It was hard to get out of bed this morning. I finally managed to get everything together and leave the hotel room by 9:00. I made a quick trip to Subway where I ate half a sub for breakfast and saved the other half for later.
When I left town the sky was mostly clear, but there were dark clouds ahead to the east. I came to the first town of the day, Canton, and cruised through after a quick bathroom stop. About 70 km into the ride I came to the town of Okeene where I stopped again to ask if anyone had seen a weather forecast because the sky was getting darker. The lady at the gas station acted like I was crazy to even consider riding a bicycle in the same state that a tornado once happened in, let alone just a few days later and a hundred miles away. The more rational manager had seen the forecast and assured me it was safe outside but cautioned that I might get wet. I decided to press on the next 30 km into Hennessey anyway. That turned out to be a mistake though, because by the time I got there I was totally soaked. And it turns out the waterproof covers for my panniers, while certainly helpful, were really more water resistant. As I neared the city, a semi coming the opposite way splashed a hard wall of water into me and my speedometer went to zero. I was afraid it wasn't so waterproof either.

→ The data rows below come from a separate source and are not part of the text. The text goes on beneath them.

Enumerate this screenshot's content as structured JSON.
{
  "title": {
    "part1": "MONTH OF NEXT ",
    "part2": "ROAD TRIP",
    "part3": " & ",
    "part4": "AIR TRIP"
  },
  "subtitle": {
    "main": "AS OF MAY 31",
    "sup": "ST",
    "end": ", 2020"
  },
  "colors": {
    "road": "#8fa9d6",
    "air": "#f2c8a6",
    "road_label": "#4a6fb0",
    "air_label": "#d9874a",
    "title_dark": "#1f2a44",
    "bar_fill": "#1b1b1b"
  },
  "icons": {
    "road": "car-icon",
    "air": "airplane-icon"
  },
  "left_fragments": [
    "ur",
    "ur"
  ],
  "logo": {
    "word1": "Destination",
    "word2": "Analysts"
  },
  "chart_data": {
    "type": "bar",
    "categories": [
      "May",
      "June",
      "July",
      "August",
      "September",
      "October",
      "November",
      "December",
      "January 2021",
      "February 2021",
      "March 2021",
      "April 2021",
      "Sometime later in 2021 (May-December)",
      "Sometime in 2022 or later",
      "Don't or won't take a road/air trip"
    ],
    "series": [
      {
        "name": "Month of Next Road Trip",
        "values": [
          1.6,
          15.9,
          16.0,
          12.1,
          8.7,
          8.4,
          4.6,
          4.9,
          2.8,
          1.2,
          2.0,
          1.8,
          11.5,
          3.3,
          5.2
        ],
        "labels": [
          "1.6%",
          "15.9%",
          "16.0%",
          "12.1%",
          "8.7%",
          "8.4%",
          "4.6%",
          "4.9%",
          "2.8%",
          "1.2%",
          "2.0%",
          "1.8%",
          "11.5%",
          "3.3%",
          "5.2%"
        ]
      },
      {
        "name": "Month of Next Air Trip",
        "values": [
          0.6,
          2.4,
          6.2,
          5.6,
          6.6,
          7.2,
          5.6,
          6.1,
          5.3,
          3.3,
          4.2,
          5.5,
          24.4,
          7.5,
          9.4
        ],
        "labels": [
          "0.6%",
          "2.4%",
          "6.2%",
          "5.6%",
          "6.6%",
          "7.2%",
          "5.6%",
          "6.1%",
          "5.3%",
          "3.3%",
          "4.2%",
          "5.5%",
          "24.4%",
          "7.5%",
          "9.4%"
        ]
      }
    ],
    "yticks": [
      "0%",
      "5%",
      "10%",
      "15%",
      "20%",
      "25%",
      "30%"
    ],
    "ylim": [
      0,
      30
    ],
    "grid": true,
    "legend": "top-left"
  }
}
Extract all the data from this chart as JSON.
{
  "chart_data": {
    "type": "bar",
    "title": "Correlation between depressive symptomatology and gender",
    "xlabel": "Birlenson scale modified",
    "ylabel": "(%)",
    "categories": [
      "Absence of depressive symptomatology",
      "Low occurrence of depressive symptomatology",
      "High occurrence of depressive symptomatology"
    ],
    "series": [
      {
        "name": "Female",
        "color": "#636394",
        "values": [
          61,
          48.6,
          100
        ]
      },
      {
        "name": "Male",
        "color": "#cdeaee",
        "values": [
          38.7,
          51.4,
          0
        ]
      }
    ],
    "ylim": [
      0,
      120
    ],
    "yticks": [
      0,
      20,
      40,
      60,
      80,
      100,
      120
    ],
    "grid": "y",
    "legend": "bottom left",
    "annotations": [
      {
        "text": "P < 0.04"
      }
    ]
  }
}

When I finally arrived at the Sinclair station in Hennessey, I ate the second half of my sub, ran my hands under warm water for about five minutes and bought an extra super huge hot chocolate. The attendants were nice enough to let me hang around for about two hours while the rain stopped and the sky started to clear. During that time I checked out my speedometer and found that it wasn't permanently broken. The stream of water had just displaced the magnet on my front wheel; an easy fix.
I decided I wasn't going to camp because my clothes and sleeping bag were soaked. The forecast showed that the rain had all moved east, but that side of the sky was still dark and I was hesitant to ride farther. I debated for a while whether I should ride into Stillwater or get a hotel in Hennessey for the night. That decision became very easy when the only hotel in town was locked up and the owner was nowhere to be found. I would ride the next 75 km into Stillwater.
The last stretch was not so bad, and I cruised through the rolling hills at a pretty good speed. I stopped briefly to take a roadside break and check the map, laying my bike down on the grass. When I got back on it I heard the all-too-familiar ping. Another broken spoke. This time it was the front wheel. Good thing too because I might have ridden back to Flagstaff to personally kick the guy's ass who sold me that touring wheel if I had broken a back spoke already. I checked the map again. Another 12 km to the city. It was farther than I wanted to walk since it was already getting a bit late, so I disconnected my front brake and rode slowly on my bent wheel to the Motel 6 where I hung my clothes and sleeping bag to dry for the night.
After a good dinner of Mexican food, I'm ready for bed. The bike shop opens at 10:00 tomorrow so I'll get the spoke fixed then.
Today's distance: 173 km (There is a little uncertainty here because the odometer stopped working for a little bit.)
Average speed: 16.2 km/h
Trip odometer: 2395 km
By the time you get your spoke fixed the storm should be out of reach and your weather should be nice. :)
For the record, the original sentence was "The forecast showed that the rain had all moved east, but that side of the sky was stool dark..." Very nice description, Josh, hehe.
You should pick up a spoke wrench and then you could counter torque the wheel to relatively straight temporarily zshould that happen again.
Thanks for the tip. I actually have a spoke wrench on my multitool and considered doing just that, but I didn't know enough about wheels to know if it was a good idea. If it happens again I'll try my hand at straightening it out.
You should find a walmart and practice on their bikes before you try it on yours. It can be tricky.